Now, the sun was golden-bright outside the single window of the precinct. Liam’s mother was beside him; tense and strung tight with an anxiety that mirrored her son’s in the form of a bouncing knee and rigid shoulders, but she was there. Something in Liam hadn’t quite expected that, nor was he prepared for the warmth it brought in the midst of so much cold.
It hadn’t been an easy decision to come here, and he still wasn’t sure it was the right one. His eyes flicked toward the exit every few minutes, weighing the option of running away against staying.
Helping Jonah or hurting him.
The push-and-pull was a physical strain in his chest. Liam pitched forward and buried his fingers in his hair, still damp from the shower his mother had made him take before driving him into the city. A sound that might have been a precursor to throwing up clawed its way from his throat. A warm hand landed on his back.
“Breathe, Liam,” his mother repeated. “It’s going to be okay.”
“What if it’s not?”
Her hand paused, but no answer came.
Liam couldn’t reasonably expect a solution from her, but still some childish instinct doubled down on the panic at the realization that this problem couldn’t be solved by any motherly reassurance.
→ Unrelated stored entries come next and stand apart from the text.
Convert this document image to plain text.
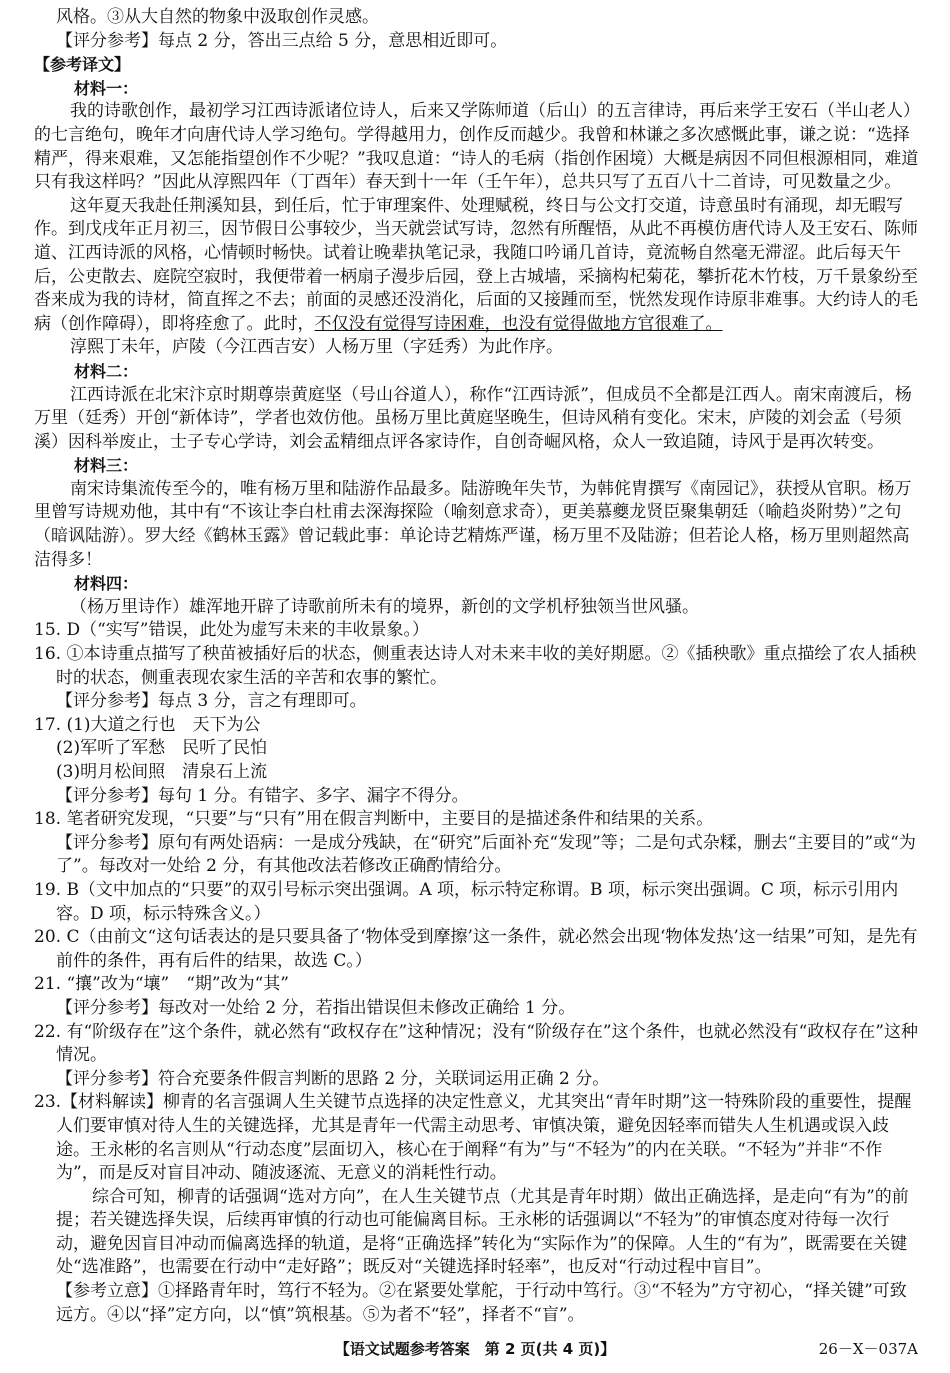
风格。③从大自然的物象中汲取创作灵感。

【评分参考】每点 2 分，答出三点给 5 分，意思相近即可。

【参考译文】

材料一：

我的诗歌创作，最初学习江西诗派诸位诗人，后来又学陈师道（后山）的五言律诗，再后来学王安石（半山老人）的七言绝句，晚年才向唐代诗人学习绝句。学得越用力，创作反而越少。我曾和林谦之多次感慨此事，谦之说：“选择精严，得来艰难，又怎能指望创作不少呢？”我叹息道：“诗人的毛病（指创作困境）大概是病因不同但根源相同，难道只有我这样吗？”因此从淳熙四年（丁酉年）春天到十一年（壬午年），总共只写了五百八十二首诗，可见数量之少。

这年夏天我赴任荆溪知县，到任后，忙于审理案件、处理赋税，终日与公文打交道，诗意虽时有涌现，却无暇写作。到戊戌年正月初三，因节假日公事较少，当天就尝试写诗，忽然有所醒悟，从此不再模仿唐代诗人及王安石、陈师道、江西诗派的风格，心情顿时畅快。试着让晚辈执笔记录，我随口吟诵几首诗，竟流畅自然毫无滞涩。此后每天午后，公吏散去、庭院空寂时，我便带着一柄扇子漫步后园，登上古城墙，采摘构杞菊花，攀折花木竹枝，万千景象纷至沓来成为我的诗材，简直挥之不去；前面的灵感还没消化，后面的又接踵而至，恍然发现作诗原非难事。大约诗人的毛病（创作障碍），即将痊愈了。此时，不仅没有觉得写诗困难，也没有觉得做地方官很难了。

淳熙丁未年，庐陵（今江西吉安）人杨万里（字廷秀）为此作序。

材料二：

江西诗派在北宋汴京时期尊崇黄庭坚（号山谷道人），称作“江西诗派”，但成员不全都是江西人。南宋南渡后，杨万里（廷秀）开创“新体诗”，学者也效仿他。虽杨万里比黄庭坚晚生，但诗风稍有变化。宋末，庐陵的刘会孟（号须溪）因科举废止，士子专心学诗，刘会孟精细点评各家诗作，自创奇崛风格，众人一致追随，诗风于是再次转变。

材料三：

南宋诗集流传至今的，唯有杨万里和陆游作品最多。陆游晚年失节，为韩侂胄撰写《南园记》，获授从官职。杨万里曾写诗规劝他，其中有“不该让李白杜甫去深海探险（喻刻意求奇），更美慕夔龙贤臣聚集朝廷（喻趋炎附势）”之句（暗讽陆游）。罗大经《鹤林玉露》曾记载此事：单论诗艺精炼严谨，杨万里不及陆游；但若论人格，杨万里则超然高洁得多！

材料四：

（杨万里诗作）雄浑地开辟了诗歌前所未有的境界，新创的文学机杼独领当世风骚。

15. D（“实写”错误，此处为虚写未来的丰收景象。）

16. ①本诗重点描写了秧苗被插好后的状态，侧重表达诗人对未来丰收的美好期愿。②《插秧歌》重点描绘了农人插秧时的状态，侧重表现农家生活的辛苦和农事的繁忙。

【评分参考】每点 3 分，言之有理即可。

17. (1)大道之行也　天下为公

(2)军听了军愁　民听了民怕

(3)明月松间照　清泉石上流

【评分参考】每句 1 分。有错字、多字、漏字不得分。

18. 笔者研究发现，“只要”与“只有”用在假言判断中，主要目的是描述条件和结果的关系。

【评分参考】原句有两处语病：一是成分残缺，在“研究”后面补充“发现”等；二是句式杂糅，删去“主要目的”或“为了”。每改对一处给 2 分，有其他改法若修改正确酌情给分。

19. B（文中加点的“只要”的双引号标示突出强调。A 项，标示特定称谓。B 项，标示突出强调。C 项，标示引用内容。D 项，标示特殊含义。）

20. C（由前文“这句话表达的是只要具备了‘物体受到摩擦’这一条件，就必然会出现‘物体发热’这一结果”可知，是先有前件的条件，再有后件的结果，故选 C。）

21. “攘”改为“壤”　“期”改为“其”

【评分参考】每改对一处给 2 分，若指出错误但未修改正确给 1 分。

22. 有“阶级存在”这个条件，就必然有“政权存在”这种情况；没有“阶级存在”这个条件，也就必然没有“政权存在”这种情况。

【评分参考】符合充要条件假言判断的思路 2 分，关联词运用正确 2 分。

23.【材料解读】柳青的名言强调人生关键节点选择的决定性意义，尤其突出“青年时期”这一特殊阶段的重要性，提醒人们要审慎对待人生的关键选择，尤其是青年一代需主动思考、审慎决策，避免因轻率而错失人生机遇或误入歧途。王永彬的名言则从“行动态度”层面切入，核心在于阐释“有为”与“不轻为”的内在关联。“不轻为”并非“不作为”，而是反对盲目冲动、随波逐流、无意义的消耗性行动。

综合可知，柳青的话强调“选对方向”，在人生关键节点（尤其是青年时期）做出正确选择，是走向“有为”的前提；若关键选择失误，后续再审慎的行动也可能偏离目标。王永彬的话强调以“不轻为”的审慎态度对待每一次行动，避免因盲目冲动而偏离选择的轨道，是将“正确选择”转化为“实际作为”的保障。人生的“有为”，既需要在关键处“选准路”，也需要在行动中“走好路”；既反对“关键选择时轻率”，也反对“行动过程中盲目”。

【参考立意】①择路青年时，笃行不轻为。②在紧要处掌舵，于行动中笃行。③“不轻为”方守初心，“择关键”可致远方。④以“择”定方向，以“慎”筑根基。⑤为者不“轻”，择者不“盲”。

【语文试题参考答案　第 2 页(共 4 页)】	26－X－037A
The soothing movements resumed in silence. Liam focused on breathing, tracing the line of grout between the tiles with his eyes.
“Mom?” he spoke up after a minute. “Are you mad at me? ”
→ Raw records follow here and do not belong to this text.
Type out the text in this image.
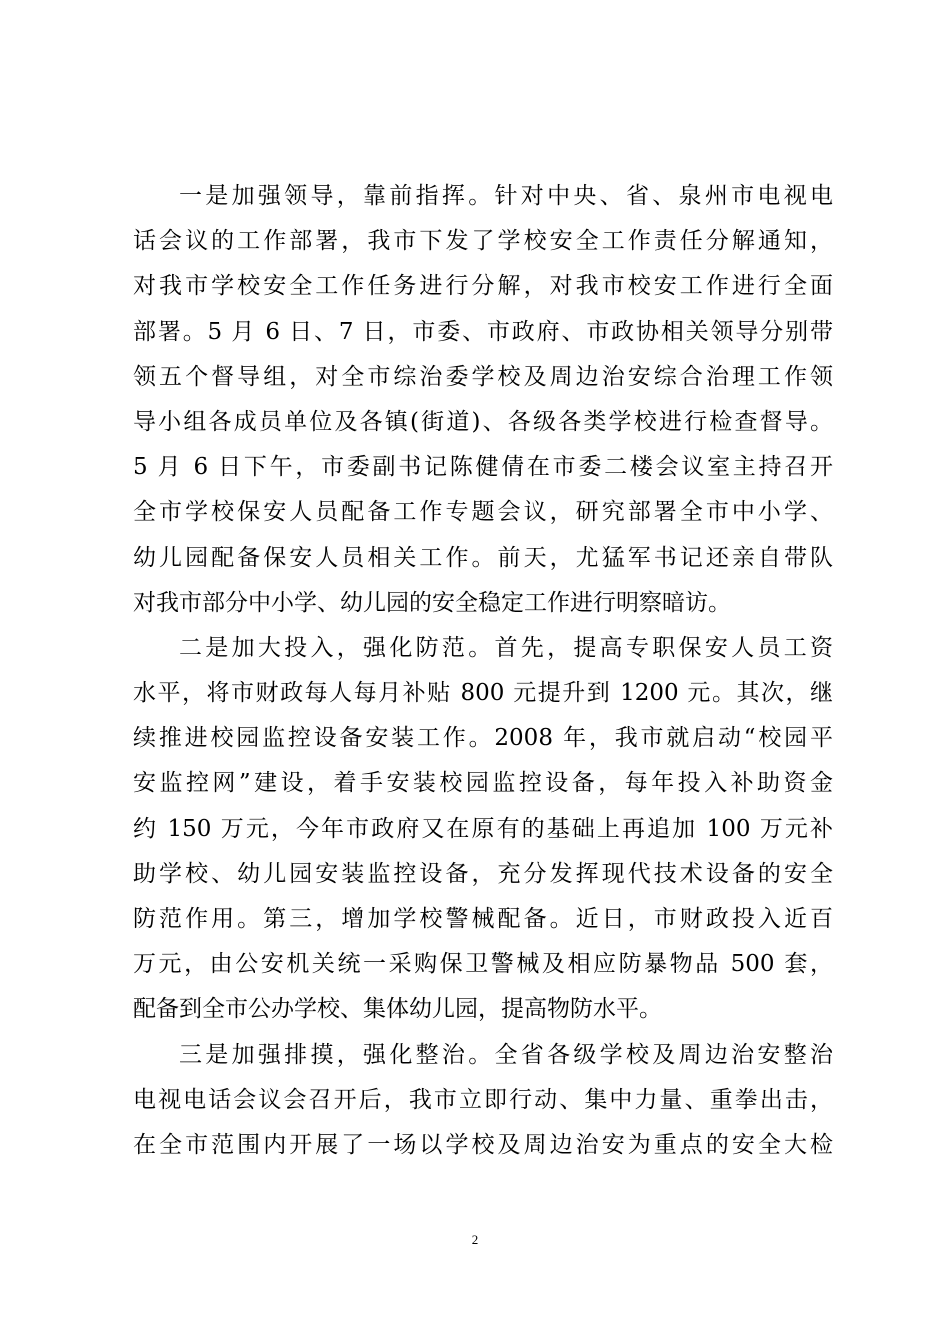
一是加强领导，靠前指挥。针对中央、省、泉州市电视电
话会议的工作部署，我市下发了学校安全工作责任分解通知，
对我市学校安全工作任务进行分解，对我市校安工作进行全面
部署。5 月 6 日、7 日，市委、市政府、市政协相关领导分别带
领五个督导组，对全市综治委学校及周边治安综合治理工作领
导小组各成员单位及各镇(街道)、各级各类学校进行检查督导。
5 月 6 日下午，市委副书记陈健倩在市委二楼会议室主持召开
全市学校保安人员配备工作专题会议，研究部署全市中小学、
幼儿园配备保安人员相关工作。前天，尤猛军书记还亲自带队
对我市部分中小学、幼儿园的安全稳定工作进行明察暗访。
二是加大投入，强化防范。首先，提高专职保安人员工资
水平，将市财政每人每月补贴 800 元提升到 1200 元。其次，继
续推进校园监控设备安装工作。2008 年，我市就启动“校园平
安监控网”建设，着手安装校园监控设备，每年投入补助资金
约 150 万元，今年市政府又在原有的基础上再追加 100 万元补
助学校、幼儿园安装监控设备，充分发挥现代技术设备的安全
防范作用。第三，增加学校警械配备。近日，市财政投入近百
万元，由公安机关统一采购保卫警械及相应防暴物品 500 套，
配备到全市公办学校、集体幼儿园，提高物防水平。
三是加强排摸，强化整治。全省各级学校及周边治安整治
电视电话会议会召开后，我市立即行动、集中力量、重拳出击，
在全市范围内开展了一场以学校及周边治安为重点的安全大检
2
The tension in his back grew tighter the longer her silence stretched, until finally she pushed her fingers into his hair. “No, Liam,” she said. “I’m not mad at you. I’m worried about you. I’m trying to... to make sense of all of this. If anything, I’m upset at myself for not seeing that you were clearly going through something.”
Liam sat up. “I’m not a kid anymore,” he said. “You shouldn’t have to clean up my messes.”
She smiled at him, and for the first time he noticed the signs of age around his mother’s eyes. “I’m sure you think that’s true. But you’re my kid. I’m always going to feel the pain when you’re hurting.”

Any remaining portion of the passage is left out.